Veee… Selen Uçer’in herkesin müşkülüne yetişen Kibar’ı… Köksal Engür’ün tayyare meraklısı Remzi Dede’si… Binnur Şerbetçioğlu’nun pekmez yedirme ve ter çekici fanila giydirme meraklısı tükürükçe anne Kazibe’si… Hande Kaptan’ın aşk doktorunun kitabını tırıvırı bulan evlenme heveslisi Alamancı Cennet’i… Mert Carim’in ilginç parçasıyla ünlü olmak için çırpınan Alamancı Tufan’ı… Anıl İlter’in kuzen ısrarcılığındaki açıkgöz Engin’i… Leyla Göksun’un nişanlılık avantajıyla haber kapmaya çalışan minyatür Suna, İlknur’u… Ebru Nil Aydın’ın paranın gücüyle kocayı elde tutan kadın örneği Suna’sı… Hepsi de Selim Gürata’nın canlandırdığı kafayı dış mihraklarla ve İngiliz-Alman ajanlarıyla bozmuş emekli Albay’la komedi gelişiminin önünü açan senaryonun başarılı karakterleri. Emeklerine sağlık.

‘ŞAHANE DAMAT’A HANGİ GÖZLE BAKTIĞINIZ ÖNEMLİ!

Sonuçta; Osman Sınav’ın yapımcılığında ekrana taşınan ‘Şahane Damat’ta tüm olay, diziye hangi gözlükle baktığınıza bağlı! Şayet baştan karalama gözlüğünü takmışsanız, olumlu yaklaşmanız zaten kökten imkânsızlaşmıştır. Fütursuzca eleştireceğiniz dizinin kurgusunu beğenmez, oyunculukları yerden yere vurup yapımın bütününü demode bulabilirsiniz.

Buna karşılık yansızlık gözlüğünü takmışsanız, karakterleriyle ‘İnadına Aşk’, ‘Aşk Yeniden’, ‘Poyraz Karayel’ gibi dizilerden esintiler hissettiren… İçeriğindeki parodi özelliğiyle taşları gediğine yerleştiren ‘Şahane Damat’ın, çiğ renklerle gözümüzü yoranlardan, aşırı gürültülü özenti karakterleriyle ruhumuzu daraltanlardan ve kasıntı patronlarıyla alabildiğine laubali konuşma cesareti sergileyip yapaylığın dibine vurarak ‘Bu kadar da olmaz ki’ dedirtenlerden çok daha samimi, doğal ve eğlendirici bir yapım olduğunu görebilirsiniz.
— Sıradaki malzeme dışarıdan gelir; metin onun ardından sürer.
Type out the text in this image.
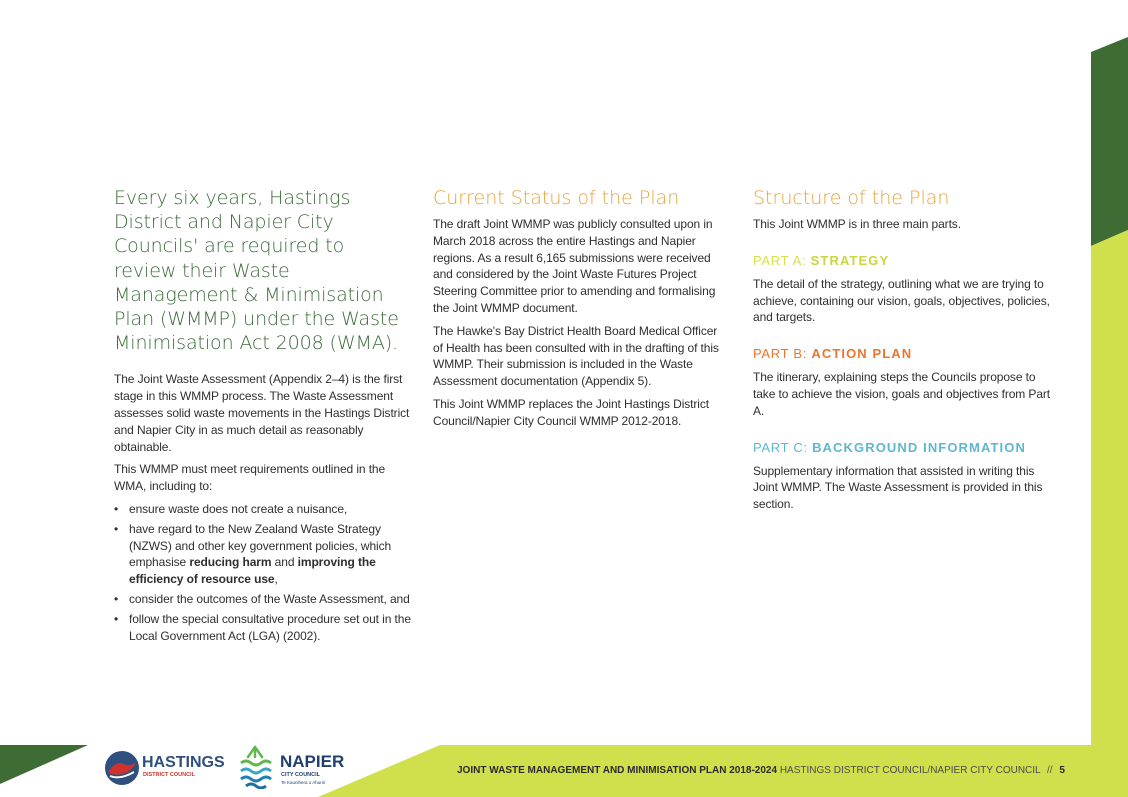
Every six years, Hastings District and Napier City Councils' are required to review their Waste Management & Minimisation Plan (WMMP) under the Waste Minimisation Act 2008 (WMA).

The Joint Waste Assessment (Appendix 2–4) is the first stage in this WMMP process. The Waste Assessment assesses solid waste movements in the Hastings District and Napier City in as much detail as reasonably obtainable.

This WMMP must meet requirements outlined in the WMA, including to:

• ensure waste does not create a nuisance,
• have regard to the New Zealand Waste Strategy (NZWS) and other key government policies, which emphasise reducing harm and improving the efficiency of resource use,
• consider the outcomes of the Waste Assessment, and
• follow the special consultative procedure set out in the Local Government Act (LGA) (2002).
Current Status of the Plan

The draft Joint WMMP was publicly consulted upon in March 2018 across the entire Hastings and Napier regions. As a result 6,165 submissions were received and considered by the Joint Waste Futures Project Steering Committee prior to amending and formalising the Joint WMMP document.

The Hawke's Bay District Health Board Medical Officer of Health has been consulted with in the drafting of this WMMP. Their submission is included in the Waste Assessment documentation (Appendix 5).

This Joint WMMP replaces the Joint Hastings District Council/Napier City Council WMMP 2012-2018.

Structure of the Plan

This Joint WMMP is in three main parts.

PART A: STRATEGY

The detail of the strategy, outlining what we are trying to achieve, containing our vision, goals, objectives, policies, and targets.

PART B: ACTION PLAN

The itinerary, explaining steps the Councils propose to take to achieve the vision, goals and objectives from Part A.

PART C: BACKGROUND INFORMATION

Supplementary information that assisted in writing this Joint WMMP. The Waste Assessment is provided in this section.

HASTINGS
DISTRICT COUNCIL
NAPIER
CITY COUNCIL
Te Kaunihera o Ahuriri
JOINT WASTE MANAGEMENT AND MINIMISATION PLAN 2018-2024 HASTINGS DISTRICT COUNCIL/NAPIER CITY COUNCIL // 5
Biz de bunu gördük ve kafayı, aldığı reytinglere takmadan değerlendirdik. Umarım izleyici de, Star TV de yerli yersiz nifak tohumlarına itibar etmeyip bu güzel işe şans tanırlar.

Ramazan ve sezon finalleri sonrasında kendini çok daha iyi gösterebileceğini düşündüğüm dizi için son sözüm… Televizyon programında çaçaronluğuyla dikkat çeken kaynanaya bile en büyük gazete ekinde köşe yazarlığı yaptırıldığını düşünürsek, Melike’ye burç yorumu yazdıran medyatik içeriği gayet mantıklı duran ve her karakteriyle ayrı bir cümbüş sergileyen ‘Şahane Damat’a haksız yüklenerek hakkını yemeyin ve komedi diliyle parmak bastığı detayları alkışlayın. Eliniz varırsa tabii!